UK House Prices Show Signs of Easing After Sixth Consecutive Monthly Fall
UK house prices have declined for a sixth consecutive month in September, according to Halifax. However, the slump in Britain’s property market is showing signs of easing, as the monthly fall reported by Halifax was much less than the previous month’s decline. The average price of a home decreased by 0.4% from August to £278,601 ($339,150), leaving values 4.7% lower than a year earlier.
Rival mortgage lender Nationwide Building Society’s survey, on the other hand, showed that house prices remained flat in September. Both lenders, however, agree that recent dips in mortgage rates provide reason to believe that the housing market is heading towards more stability.
Analysts predict that house prices will fall by about 10% from their peak in August last year, indicating that the property market may be halfway through the downturn.
“With Base Rate now likely to be at or around its peak, we are seeing fixed rate mortgage deals ease back from recent highs,” said Kim Kinnaird, Halifax mortgages director. “Wage growth also remains strong, which has helped with affordability, with the house price to income ratio now at its lowest level since June 2020.”
Despite the recent decline, house prices are still significantly higher than they were before the pandemic.
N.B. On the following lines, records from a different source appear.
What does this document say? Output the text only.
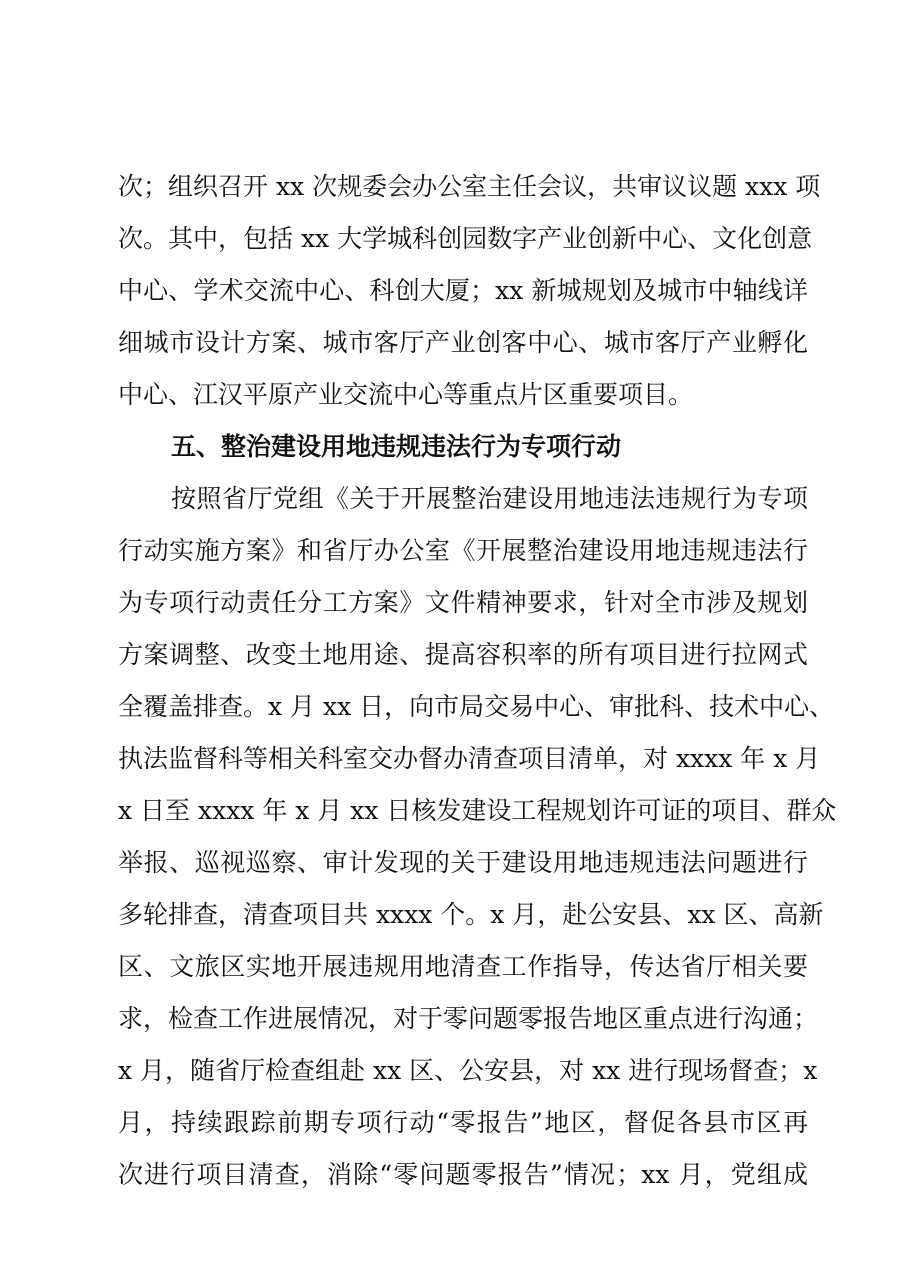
次；组织召开 xx 次规委会办公室主任会议，共审议议题 xxx 项
次。其中，包括 xx 大学城科创园数字产业创新中心、文化创意
中心、学术交流中心、科创大厦；xx 新城规划及城市中轴线详
细城市设计方案、城市客厅产业创客中心、城市客厅产业孵化
中心、江汉平原产业交流中心等重点片区重要项目。
五、整治建设用地违规违法行为专项行动
按照省厅党组《关于开展整治建设用地违法违规行为专项
行动实施方案》和省厅办公室《开展整治建设用地违规违法行
为专项行动责任分工方案》文件精神要求，针对全市涉及规划
方案调整、改变土地用途、提高容积率的所有项目进行拉网式
全覆盖排查。x 月 xx 日，向市局交易中心、审批科、技术中心、
执法监督科等相关科室交办督办清查项目清单，对 xxxx 年 x 月
x 日至 xxxx 年 x 月 xx 日核发建设工程规划许可证的项目、群众
举报、巡视巡察、审计发现的关于建设用地违规违法问题进行
多轮排查，清查项目共 xxxx 个。x 月，赴公安县、xx 区、高新
区、文旅区实地开展违规用地清查工作指导，传达省厅相关要
求，检查工作进展情况，对于零问题零报告地区重点进行沟通；
x 月，随省厅检查组赴 xx 区、公安县，对 xx 进行现场督查；x
月，持续跟踪前期专项行动“零报告”地区，督促各县市区再
次进行项目清查，消除“零问题零报告”情况；xx 月，党组成
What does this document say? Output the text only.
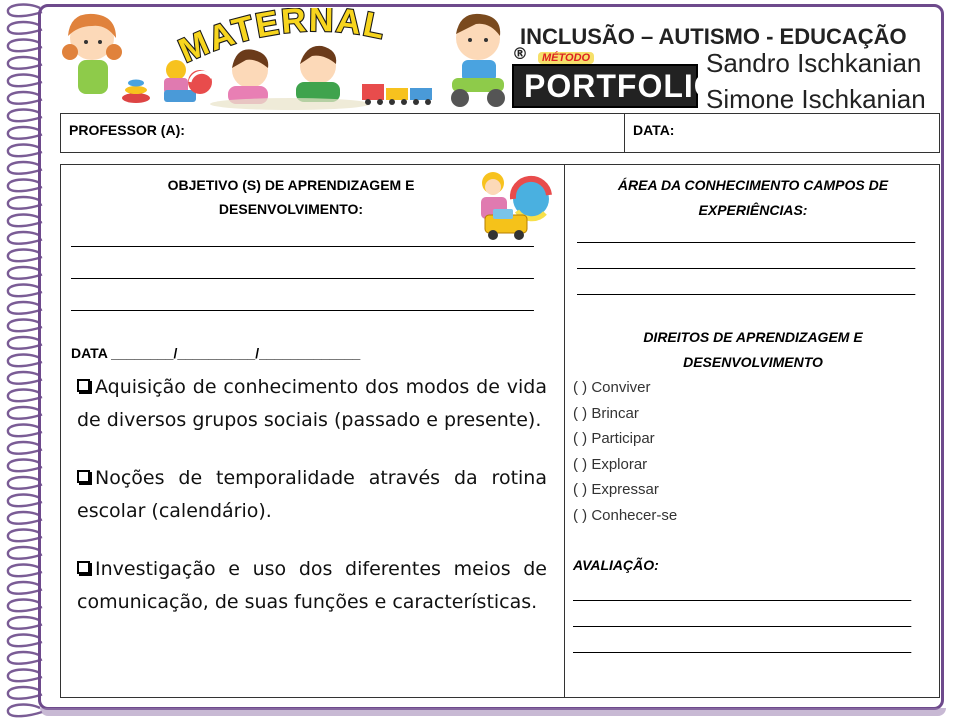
MATERNAL	INCLUSÃO – AUTISMO - EDUCAÇÃO
®	MÉTODO
PORTFOLIO
Sandro Ischkanian
Simone Ischkanian
PROFESSOR (A):	DATA:
OBJETIVO (S) DE APRENDIZAGEM E
DESENVOLVIMENTO:
____________________________________________________
____________________________________________________
____________________________________________________
DATA ________/__________/_____________
Aquisição de conhecimento dos modos de vida de diversos grupos sociais (passado e presente).
Noções de temporalidade através da rotina escolar (calendário).
Investigação e uso dos diferentes meios de comunicação, de suas funções e características.
ÁREA DA CONHECIMENTO CAMPOS DE
EXPERIÊNCIAS:
______________________________________
______________________________________
______________________________________
DIREITOS DE APRENDIZAGEM E
DESENVOLVIMENTO
( ) Conviver
( ) Brincar
( ) Participar
( ) Explorar
( ) Expressar
( ) Conhecer-se
AVALIAÇÃO:
______________________________________
______________________________________
______________________________________
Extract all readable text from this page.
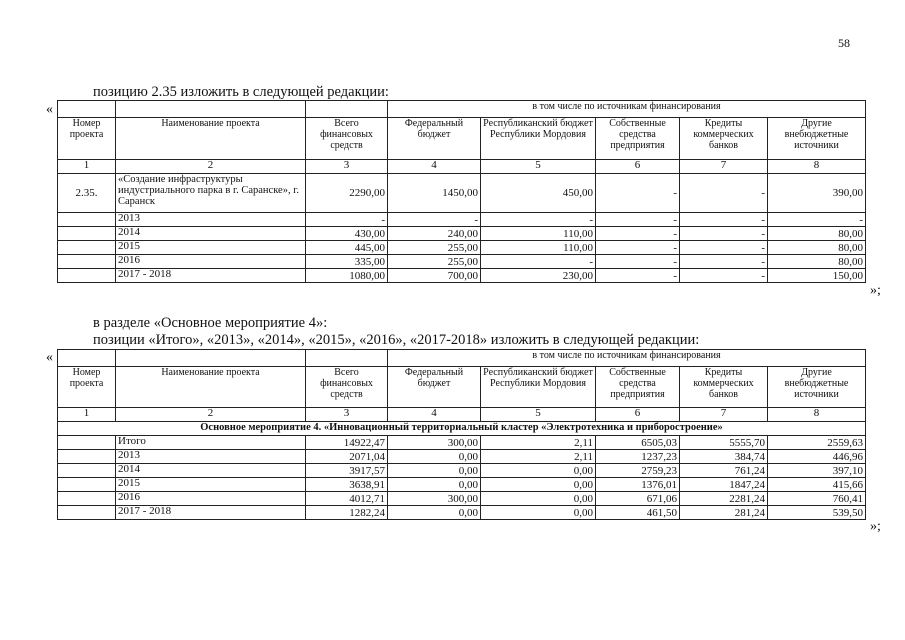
58
позицию 2.35 изложить в следующей редакции:
«
				в том числе по источникам финансирования				
Номер проекта	Наименование проекта	Всего финансовых средств	Федеральный бюджет	Республиканский бюджет Республики Мордовия	Собственные средства предприятия	Кредиты коммерческих банков	Другие внебюджетные источники
1	2	3	4	5	6	7	8
2.35.	«Создание инфраструктуры индустриального парка в г. Саранске», г. Саранск	2290,00	1450,00	450,00	-	-	390,00
	2013	-	-	-	-	-	-
	2014	430,00	240,00	110,00	-	-	80,00
	2015	445,00	255,00	110,00	-	-	80,00
	2016	335,00	255,00	-	-	-	80,00
	2017 - 2018	1080,00	700,00	230,00	-	-	150,00
»;
в разделе «Основное мероприятие 4»:
позиции «Итого», «2013», «2014», «2015», «2016», «2017-2018» изложить в следующей редакции:
«
				в том числе по источникам финансирования				
Номер проекта	Наименование проекта	Всего финансовых средств	Федеральный бюджет	Республиканский бюджет Республики Мордовия	Собственные средства предприятия	Кредиты коммерческих банков	Другие внебюджетные источники
1	2	3	4	5	6	7	8
Основное мероприятие 4. «Инновационный территориальный кластер «Электротехника и приборостроение»							
	Итого	14922,47	300,00	2,11	6505,03	5555,70	2559,63
	2013	2071,04	0,00	2,11	1237,23	384,74	446,96
	2014	3917,57	0,00	0,00	2759,23	761,24	397,10
	2015	3638,91	0,00	0,00	1376,01	1847,24	415,66
	2016	4012,71	300,00	0,00	671,06	2281,24	760,41
	2017 - 2018	1282,24	0,00	0,00	461,50	281,24	539,50
»;
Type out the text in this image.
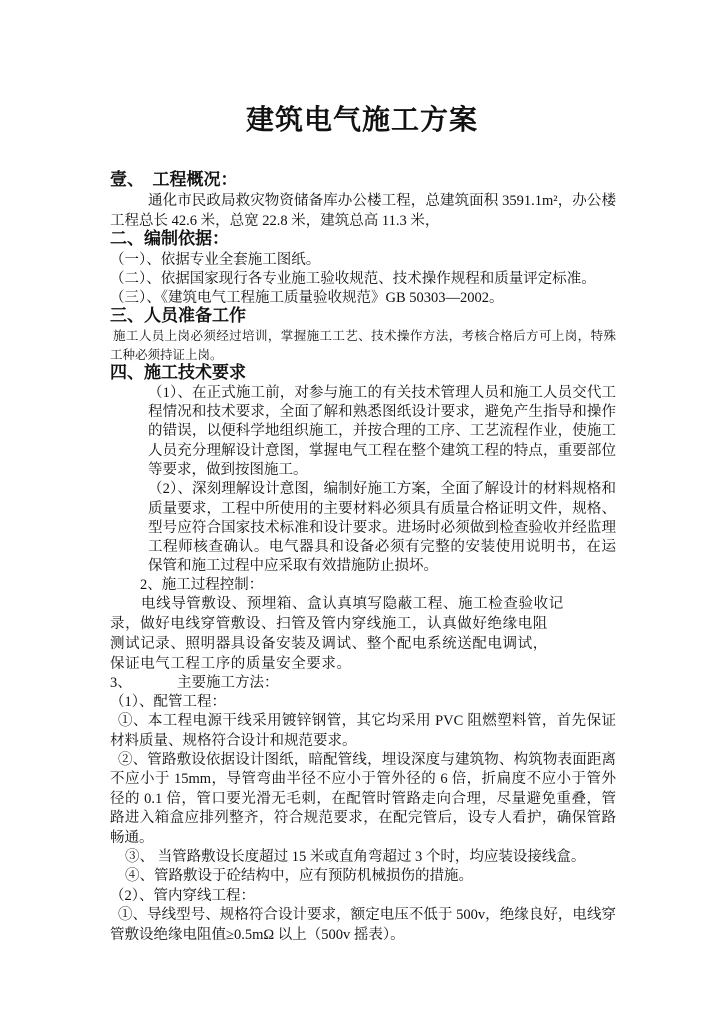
建筑电气施工方案
壹、　工程概况：
通化市民政局救灾物资储备库办公楼工程，总建筑面积 3591.1m²，办公楼
工程总长 42.6 米，总宽 22.8 米，建筑总高 11.3 米，
二、编制依据：
（一）、依据专业全套施工图纸。
（二）、依据国家现行各专业施工验收规范、技术操作规程和质量评定标准。
（三）、《建筑电气工程施工质量验收规范》GB 50303—2002。
三、人员准备工作
施工人员上岗必须经过培训，掌握施工工艺、技术操作方法，考核合格后方可上岗，特殊
工种必须持证上岗。
四、施工技术要求
（1）、在正式施工前，对参与施工的有关技术管理人员和施工人员交代工
程情况和技术要求，全面了解和熟悉图纸设计要求，避免产生指导和操作
的错误，以便科学地组织施工，并按合理的工序、工艺流程作业，使施工
人员充分理解设计意图，掌握电气工程在整个建筑工程的特点，重要部位
等要求，做到按图施工。
（2）、深刻理解设计意图，编制好施工方案，全面了解设计的材料规格和
质量要求，工程中所使用的主要材料必须具有质量合格证明文件，规格、
型号应符合国家技术标准和设计要求。进场时必须做到检查验收并经监理
工程师核查确认。电气器具和设备必须有完整的安装使用说明书，在运
保管和施工过程中应采取有效措施防止损坏。
2、施工过程控制：
电线导管敷设、预埋箱、盒认真填写隐蔽工程、施工检查验收记
录，做好电线穿管敷设、扫管及管内穿线施工，认真做好绝缘电阻
测试记录、照明器具设备安装及调试、整个配电系统送配电调试，
保证电气工程工序的质量安全要求。
3、	主要施工方法：
（1）、配管工程：
①、本工程电源干线采用镀锌钢管，其它均采用 PVC 阻燃塑料管，首先保证
材料质量、规格符合设计和规范要求。
②、管路敷设依据设计图纸，暗配管线，埋设深度与建筑物、构筑物表面距离
不应小于 15mm，导管弯曲半径不应小于管外径的 6 倍，折扁度不应小于管外
径的 0.1 倍，管口要光滑无毛刺，在配管时管路走向合理，尽量避免重叠，管
路进入箱盒应排列整齐，符合规范要求，在配完管后，设专人看护，确保管路
畅通。
③、 当管路敷设长度超过 15 米或直角弯超过 3 个时，均应装设接线盒。
④、管路敷设于砼结构中，应有预防机械损伤的措施。
（2）、管内穿线工程：
①、导线型号、规格符合设计要求，额定电压不低于 500v，绝缘良好，电线穿
管敷设绝缘电阻值≥0.5mΩ 以上（500v 摇表）。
While prices fell by around £1,200 from the previous month and are £14,000 below the peak in August 2022, they remain £39,400 higher than pre-pandemic levels and £2,700 above their level when the Bank of England’s base rate began to rise in December 2021.
The signs that the housing downturn is easing will be beneficial for Prime Minister Rishi Sunak in the lead-up to a general election expected to take place late next year.
All UK nations and the nine English regions have recorded sliding prices, with the largest falls observed in the South of England, where the average property has slipped by 5.7% over the past year. Northern Ireland currently has the most resilient house prices.
London’s residential property prices have seen a decrease of 4.8% over the past year, making it the most expensive place in the UK to buy a home, with the average price standing at £525,678.